Meine sehr verehrten Damen und Herren!
Kolleginnen und Kollegen!
Wir stehen mit Entsetzen und mit Trauer vor den täglich zahlreicher werdenden Erkenntnissen über die Mordserie einer terroristischen Bande. Sehr verehrter Herr Präsident, ich glaube, Sie haben soeben sehr würdevoll das zum Ausdruck gebracht, was in uns allen vorgeht: unsere Gedanken, die bei den Angehörigen sind, die damals ihren Schmerz empfunden haben, der durch die Hintergründe, die jetzt Stück für Stück zum Vorschein kommen, einmal mehr verstärkt wird.
Was uns bleibt, ist das Versprechen, aufzuklären, das Versprechen, diejenigen, die schuldig sind, und ihre Helfershelfer zu bestrafen, und das Versprechen, den geistigen Sumpf, der diesen Untaten zugrunde liegt, mit aller Kraft auszutrocknen.
Diese Morde sind nicht nur Angriffe auf einzelne Menschen, sondern ein Angriff auf unsere Gesellschaft, auf unsere freiheitliche Ordnung, auf unsere Demokratie. Ich denke, wir müssen deutlich machen, dass die Frage der Achtung der Würde des Menschen nicht nur eine staatliche Aufgabe, sondern eine gesamtgesellschaftliche Aufgabe ist, vor der wir nun gemeinsam stehen. Für Extremismus, für politische Gewalt und für Fremdenfeindlichkeit darf in unserem Land kein Platz sein.
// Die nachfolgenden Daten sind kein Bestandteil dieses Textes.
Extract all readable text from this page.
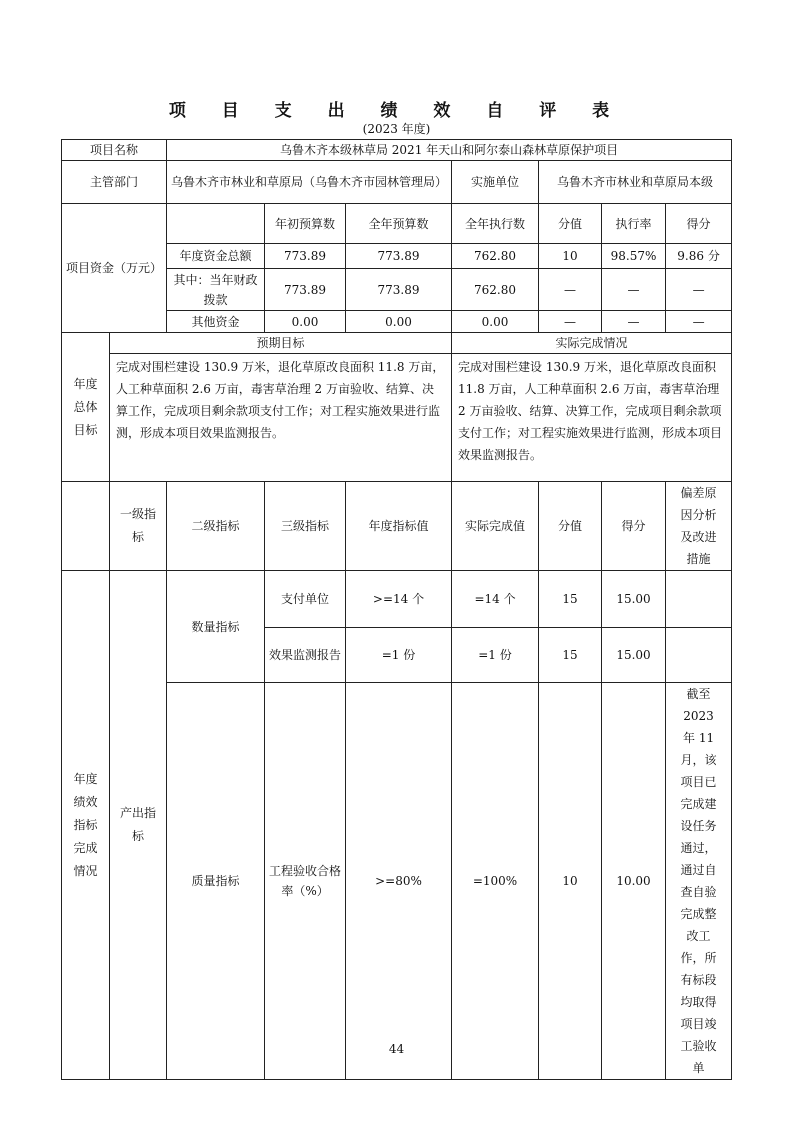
项 目 支 出 绩 效 自 评 表
(2023 年度)
项目名称		乌鲁木齐本级林草局 2021 年天山和阿尔泰山森林草原保护项目						
主管部门		乌鲁木齐市林业和草原局（乌鲁木齐市园林管理局）			实施单位	乌鲁木齐市林业和草原局本级		
项目资金（万元）			年初预算数	全年预算数	全年执行数	分值	执行率	得分
		年度资金总额	773.89	773.89	762.80	10	98.57%	9.86 分
		其中：当年财政拨款	773.89	773.89	762.80	—	—	—
		其他资金	0.00	0.00	0.00	—	—	—
年度总体目标	预期目标				实际完成情况			
	完成对围栏建设 130.9 万米，退化草原改良面积 11.8 万亩，人工种草面积 2.6 万亩，毒害草治理 2 万亩验收、结算、决算工作，完成项目剩余款项支付工作；对工程实施效果进行监测，形成本项目效果监测报告。				完成对围栏建设 130.9 万米，退化草原改良面积 11.8 万亩，人工种草面积 2.6 万亩，毒害草治理 2 万亩验收、结算、决算工作，完成项目剩余款项支付工作；对工程实施效果进行监测，形成本项目效果监测报告。			
	一级指标	二级指标	三级指标	年度指标值	实际完成值	分值	得分	偏差原因分析及改进措施
年度绩效指标完成情况	产出指标	数量指标	支付单位	>=14 个	=14 个	15	15.00	
			效果监测报告	=1 份	=1 份	15	15.00	
		质量指标	工程验收合格率（%）	>=80%	=100%	10	10.00	截至 2023 年 11 月，该项目已完成建设任务通过，通过自查自验完成整改工作，所有标段均取得项目竣工验收单
44
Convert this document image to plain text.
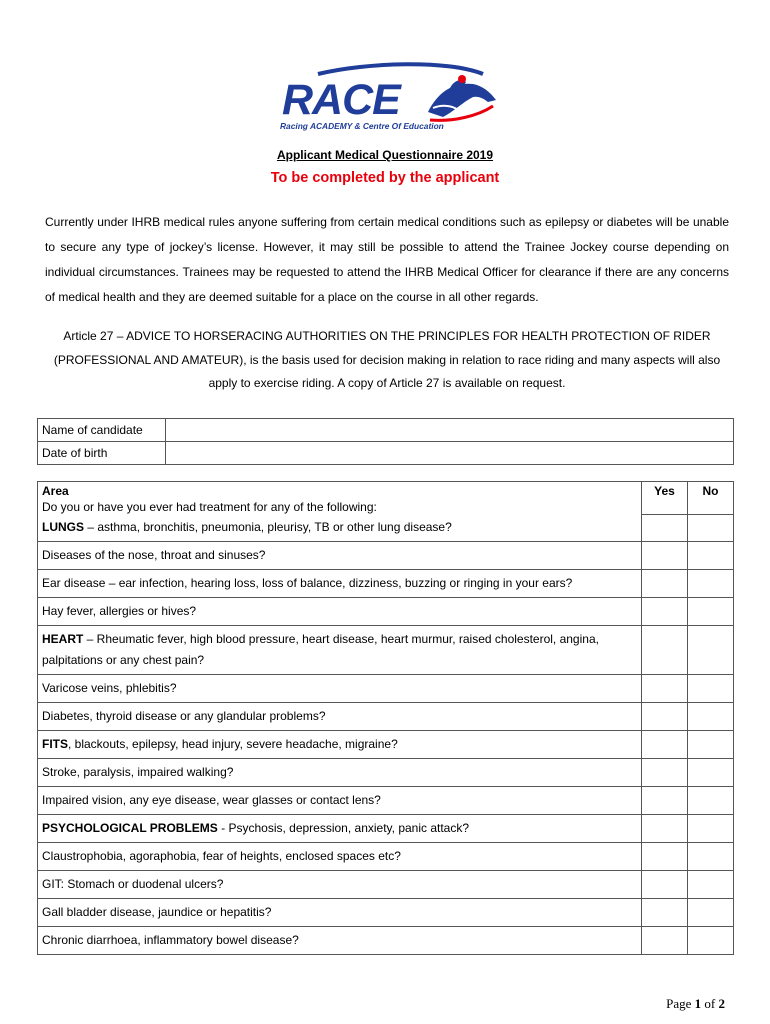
RACE
Racing ACADEMY & Centre Of Education
Applicant Medical Questionnaire 2019
To be completed by the applicant

Currently under IHRB medical rules anyone suffering from certain medical conditions such as epilepsy or diabetes will be unable to secure any type of jockey’s license. However, it may still be possible to attend the Trainee Jockey course depending on individual circumstances. Trainees may be requested to attend the IHRB Medical Officer for clearance if there are any concerns of medical health and they are deemed suitable for a place on the course in all other regards.

Article 27 – ADVICE TO HORSERACING AUTHORITIES ON THE PRINCIPLES FOR HEALTH PROTECTION OF RIDER (PROFESSIONAL AND AMATEUR), is the basis used for decision making in relation to race riding and many aspects will also apply to exercise riding. A copy of Article 27 is available on request.

Name of candidate	
Date of birth	
Area
Do you or have you ever had treatment for any of the following:	Yes	No
LUNGS – asthma, bronchitis, pneumonia, pleurisy, TB or other lung disease?		
Diseases of the nose, throat and sinuses?		
Ear disease – ear infection, hearing loss, loss of balance, dizziness, buzzing or ringing in your ears?		
Hay fever, allergies or hives?		
HEART – Rheumatic fever, high blood pressure, heart disease, heart murmur, raised cholesterol, angina, palpitations or any chest pain?		
Varicose veins, phlebitis?		
Diabetes, thyroid disease or any glandular problems?		
FITS, blackouts, epilepsy, head injury, severe headache, migraine?		
Stroke, paralysis, impaired walking?		
Impaired vision, any eye disease, wear glasses or contact lens?		
PSYCHOLOGICAL PROBLEMS - Psychosis, depression, anxiety, panic attack?		
Claustrophobia, agoraphobia, fear of heights, enclosed spaces etc?		
GIT: Stomach or duodenal ulcers?		
Gall bladder disease, jaundice or hepatitis?		
Chronic diarrhoea, inflammatory bowel disease?		
Page 1 of 2
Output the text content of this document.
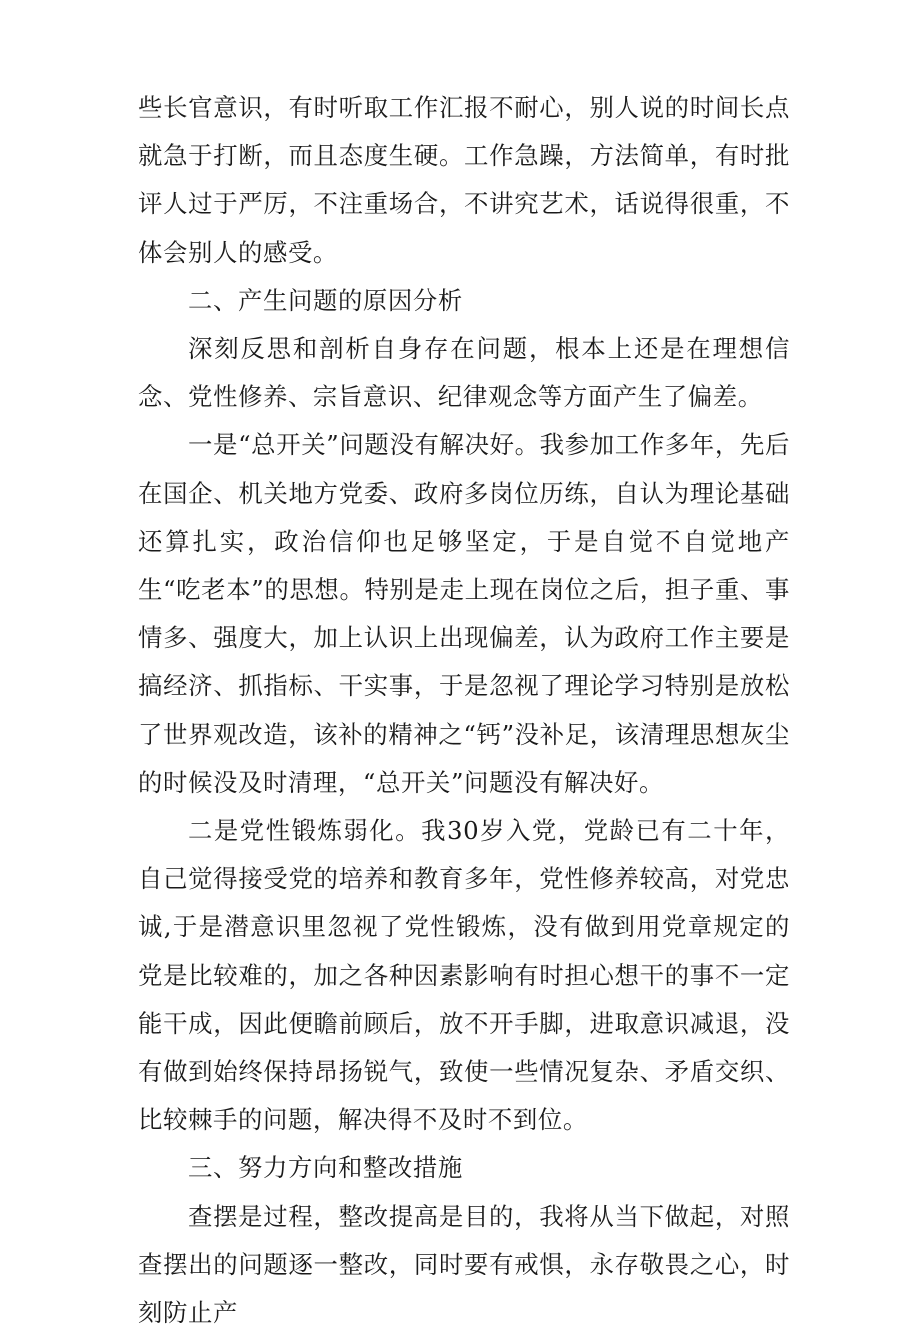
些长官意识，有时听取工作汇报不耐心，别人说的时间长点就急于打断，而且态度生硬。工作急躁，方法简单，有时批评人过于严厉，不注重场合，不讲究艺术，话说得很重，不体会别人的感受。

二、产生问题的原因分析

深刻反思和剖析自身存在问题，根本上还是在理想信念、党性修养、宗旨意识、纪律观念等方面产生了偏差。

一是“总开关”问题没有解决好。我参加工作多年，先后在国企、机关地方党委、政府多岗位历练，自认为理论基础还算扎实，政治信仰也足够坚定，于是自觉不自觉地产生“吃老本”的思想。特别是走上现在岗位之后，担子重、事情多、强度大，加上认识上出现偏差，认为政府工作主要是搞经济、抓指标、干实事，于是忽视了理论学习特别是放松了世界观改造，该补的精神之“钙”没补足，该清理思想灰尘的时候没及时清理，“总开关”问题没有解决好。

二是党性锻炼弱化。我30岁入党，党龄已有二十年，自己觉得接受党的培养和教育多年，党性修养较高，对党忠诚,于是潜意识里忽视了党性锻炼，没有做到用党章规定的党是比较难的，加之各种因素影响有时担心想干的事不一定能干成，因此便瞻前顾后，放不开手脚，进取意识减退，没有做到始终保持昂扬锐气，致使一些情况复杂、矛盾交织、比较棘手的问题，解决得不及时不到位。

三、努力方向和整改措施

查摆是过程，整改提高是目的，我将从当下做起，对照查摆出的问题逐一整改，同时要有戒惧，永存敬畏之心，时刻防止产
1998 sind drei Verdächtige, denen schon damals Gewalttaten angelastet wurden, spurlos verschwunden, und sie sind verschwunden geblieben. Momentan wird in Thüringen von einem Sonderermittler unter Federführung des dortigen Innenministers mit aller Kraft daran gearbeitet, die Hintergründe, die Umstände und die Zusammenhänge dieser Tatsachen aufzuklären. Die Aufklärung der Verbrechen dieser Mordserie war schwierig. Sie war deswegen schwierig, weil es zu keiner Zeit ein Bekenntnis zu diesen Taten gab. Das mag eine Erklärung sein; aber ich gebe zu: Befriedigend ist diese Erklärung nicht, und sie ist keine Entschuldigung. Deswegen müssen wir ein Stück tiefergehen und weiterfragen.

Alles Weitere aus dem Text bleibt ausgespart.